Received 16 September 2016; Accepted 5 January 2017; Published 9 February 2017

Academic Editor: Miguel Constância

Copyright © 2017 Liliana Matos et al. This is an open access article distributed under the Creative Commons Attribution License, which permits unrestricted use, distribution, and reproduction in any medium, provided the original work is properly cited.
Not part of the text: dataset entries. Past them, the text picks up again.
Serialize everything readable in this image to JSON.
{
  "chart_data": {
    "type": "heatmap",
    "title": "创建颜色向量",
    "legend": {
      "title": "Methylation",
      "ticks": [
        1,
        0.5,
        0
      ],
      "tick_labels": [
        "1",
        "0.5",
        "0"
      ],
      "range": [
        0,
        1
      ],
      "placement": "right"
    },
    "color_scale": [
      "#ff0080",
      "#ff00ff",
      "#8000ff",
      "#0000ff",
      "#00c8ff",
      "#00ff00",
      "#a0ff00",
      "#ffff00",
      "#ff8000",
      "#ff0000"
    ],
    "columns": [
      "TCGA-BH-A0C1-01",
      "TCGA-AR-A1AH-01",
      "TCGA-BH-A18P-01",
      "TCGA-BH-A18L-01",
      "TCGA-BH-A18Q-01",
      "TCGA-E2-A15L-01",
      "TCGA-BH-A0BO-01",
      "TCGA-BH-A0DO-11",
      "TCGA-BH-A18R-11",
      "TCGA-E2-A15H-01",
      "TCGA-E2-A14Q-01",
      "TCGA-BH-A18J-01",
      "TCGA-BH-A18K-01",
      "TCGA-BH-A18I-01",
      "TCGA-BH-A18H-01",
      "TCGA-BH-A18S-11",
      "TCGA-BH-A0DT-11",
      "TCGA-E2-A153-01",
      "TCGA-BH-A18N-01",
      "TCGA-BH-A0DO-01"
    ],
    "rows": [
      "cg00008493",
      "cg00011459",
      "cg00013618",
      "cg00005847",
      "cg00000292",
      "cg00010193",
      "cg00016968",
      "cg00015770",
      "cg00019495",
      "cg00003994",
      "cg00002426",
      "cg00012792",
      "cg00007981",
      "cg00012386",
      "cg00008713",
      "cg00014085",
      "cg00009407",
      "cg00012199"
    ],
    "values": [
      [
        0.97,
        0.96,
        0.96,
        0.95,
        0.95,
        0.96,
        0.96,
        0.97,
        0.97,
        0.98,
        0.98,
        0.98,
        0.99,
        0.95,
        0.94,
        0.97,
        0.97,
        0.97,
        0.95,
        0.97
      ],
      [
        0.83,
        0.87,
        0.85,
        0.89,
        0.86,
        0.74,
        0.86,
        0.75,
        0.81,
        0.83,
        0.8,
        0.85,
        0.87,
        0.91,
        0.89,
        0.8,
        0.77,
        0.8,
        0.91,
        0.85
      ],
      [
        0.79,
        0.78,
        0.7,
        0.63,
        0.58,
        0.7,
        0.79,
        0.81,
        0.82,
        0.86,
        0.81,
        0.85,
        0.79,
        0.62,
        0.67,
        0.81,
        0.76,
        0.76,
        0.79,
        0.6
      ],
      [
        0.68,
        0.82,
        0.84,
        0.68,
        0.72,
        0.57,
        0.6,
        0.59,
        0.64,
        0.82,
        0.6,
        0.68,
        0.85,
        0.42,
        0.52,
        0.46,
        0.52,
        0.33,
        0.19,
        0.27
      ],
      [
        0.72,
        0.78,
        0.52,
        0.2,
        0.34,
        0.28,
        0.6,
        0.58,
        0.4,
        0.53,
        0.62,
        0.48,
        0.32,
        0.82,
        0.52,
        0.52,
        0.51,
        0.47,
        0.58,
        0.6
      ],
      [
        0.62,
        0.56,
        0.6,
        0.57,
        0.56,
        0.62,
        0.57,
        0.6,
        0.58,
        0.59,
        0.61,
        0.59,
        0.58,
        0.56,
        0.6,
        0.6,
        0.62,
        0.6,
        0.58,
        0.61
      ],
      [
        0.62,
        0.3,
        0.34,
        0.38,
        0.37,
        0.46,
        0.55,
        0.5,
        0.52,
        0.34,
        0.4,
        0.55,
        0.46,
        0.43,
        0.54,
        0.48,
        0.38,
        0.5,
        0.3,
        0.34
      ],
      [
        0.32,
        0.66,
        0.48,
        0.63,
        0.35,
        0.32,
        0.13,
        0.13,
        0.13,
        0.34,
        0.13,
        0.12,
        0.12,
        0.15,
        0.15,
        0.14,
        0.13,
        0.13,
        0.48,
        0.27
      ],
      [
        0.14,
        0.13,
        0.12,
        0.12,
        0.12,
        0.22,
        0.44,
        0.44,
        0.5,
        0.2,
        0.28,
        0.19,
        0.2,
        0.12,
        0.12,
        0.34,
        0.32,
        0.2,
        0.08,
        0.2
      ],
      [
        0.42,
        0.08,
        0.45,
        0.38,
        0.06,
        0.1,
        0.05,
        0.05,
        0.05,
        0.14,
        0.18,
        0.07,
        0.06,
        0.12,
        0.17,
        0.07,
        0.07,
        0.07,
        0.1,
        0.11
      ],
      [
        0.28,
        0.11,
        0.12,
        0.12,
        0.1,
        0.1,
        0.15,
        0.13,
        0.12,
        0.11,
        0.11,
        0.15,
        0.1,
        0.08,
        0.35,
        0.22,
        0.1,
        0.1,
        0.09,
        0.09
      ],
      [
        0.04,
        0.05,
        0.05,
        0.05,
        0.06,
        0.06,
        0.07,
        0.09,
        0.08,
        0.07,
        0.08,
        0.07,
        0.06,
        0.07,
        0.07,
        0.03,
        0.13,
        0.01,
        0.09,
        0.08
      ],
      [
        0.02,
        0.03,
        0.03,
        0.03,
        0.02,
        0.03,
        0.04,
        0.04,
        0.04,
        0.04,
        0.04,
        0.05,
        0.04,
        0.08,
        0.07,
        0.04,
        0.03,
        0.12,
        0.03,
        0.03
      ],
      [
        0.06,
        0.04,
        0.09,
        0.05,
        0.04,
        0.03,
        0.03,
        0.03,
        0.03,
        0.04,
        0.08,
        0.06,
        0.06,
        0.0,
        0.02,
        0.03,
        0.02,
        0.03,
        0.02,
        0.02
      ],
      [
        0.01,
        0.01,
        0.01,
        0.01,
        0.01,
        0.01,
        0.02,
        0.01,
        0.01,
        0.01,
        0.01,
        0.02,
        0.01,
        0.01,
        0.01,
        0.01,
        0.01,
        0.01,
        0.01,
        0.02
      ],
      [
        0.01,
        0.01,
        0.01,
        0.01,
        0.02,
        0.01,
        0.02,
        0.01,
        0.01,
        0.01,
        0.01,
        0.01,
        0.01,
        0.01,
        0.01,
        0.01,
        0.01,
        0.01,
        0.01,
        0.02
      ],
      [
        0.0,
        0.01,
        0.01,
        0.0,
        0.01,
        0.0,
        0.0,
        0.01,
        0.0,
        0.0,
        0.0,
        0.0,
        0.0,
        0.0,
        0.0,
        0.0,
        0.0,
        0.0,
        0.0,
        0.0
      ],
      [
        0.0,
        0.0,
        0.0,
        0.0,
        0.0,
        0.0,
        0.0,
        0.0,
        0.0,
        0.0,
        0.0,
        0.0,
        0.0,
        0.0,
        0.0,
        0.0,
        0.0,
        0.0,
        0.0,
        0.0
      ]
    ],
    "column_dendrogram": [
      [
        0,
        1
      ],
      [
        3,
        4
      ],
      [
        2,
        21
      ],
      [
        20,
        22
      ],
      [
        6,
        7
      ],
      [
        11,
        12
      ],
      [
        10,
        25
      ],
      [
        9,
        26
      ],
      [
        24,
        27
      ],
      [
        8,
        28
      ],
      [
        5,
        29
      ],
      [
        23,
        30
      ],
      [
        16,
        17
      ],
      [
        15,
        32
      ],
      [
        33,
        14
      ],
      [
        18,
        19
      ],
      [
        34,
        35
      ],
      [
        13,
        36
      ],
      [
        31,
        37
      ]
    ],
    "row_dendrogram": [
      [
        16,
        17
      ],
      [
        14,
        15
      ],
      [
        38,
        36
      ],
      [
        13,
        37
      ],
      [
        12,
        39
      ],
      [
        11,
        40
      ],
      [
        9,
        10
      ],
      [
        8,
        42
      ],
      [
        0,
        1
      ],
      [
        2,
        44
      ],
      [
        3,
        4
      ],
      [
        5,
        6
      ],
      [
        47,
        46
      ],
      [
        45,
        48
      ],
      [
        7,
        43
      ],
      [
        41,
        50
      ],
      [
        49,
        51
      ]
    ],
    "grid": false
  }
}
Copper sulfate-induced premature senescence (CuSO4-SIPS) consistently mimetized molecular mechanisms of replicative senescence, particularly at the endoplasmic reticulum proteostasis level. In fact, disruption of protein homeostasis has been associated to age-related cell/tissue dysfunction and human disorders susceptibility. Resveratrol is a polyphenolic compound with proved antiaging properties under particular conditions. In this setting, we aimed to evaluate resveratrol ability to attenuate cellular senescence induction and to unravel related molecular mechanisms. Using CuSO4-SIPS WI-38 fibroblasts, resveratrol is shown to attenuate typical senescence alterations on cell morphology, senescence-associated beta-galactosidase activity, and cell proliferation. The mechanisms implicated in this antisenescence effect seem to be independent of senescence-associated genes and proteins regulation but are reliant on cellular proteostasis improvement. In fact, resveratrol supplementation restores copper-induced increased protein content, attenuates BiP level, and reduces carbonylated and polyubiquitinated proteins by autophagy induction. Our data provide compelling evidence for the beneficial effects of resveratrol by mitigating CuSO4-SIPS stressful consequences by the modulation of protein quality control systems. These findings highlight the importance of a balanced cellular proteostasis and add further knowledge on molecular mechanisms mediating resveratrol antisenescence effects. Moreover, they contribute to identifying specific molecular targets whose modulation will prevent age-associated cell dysfunction and improve human healthspan.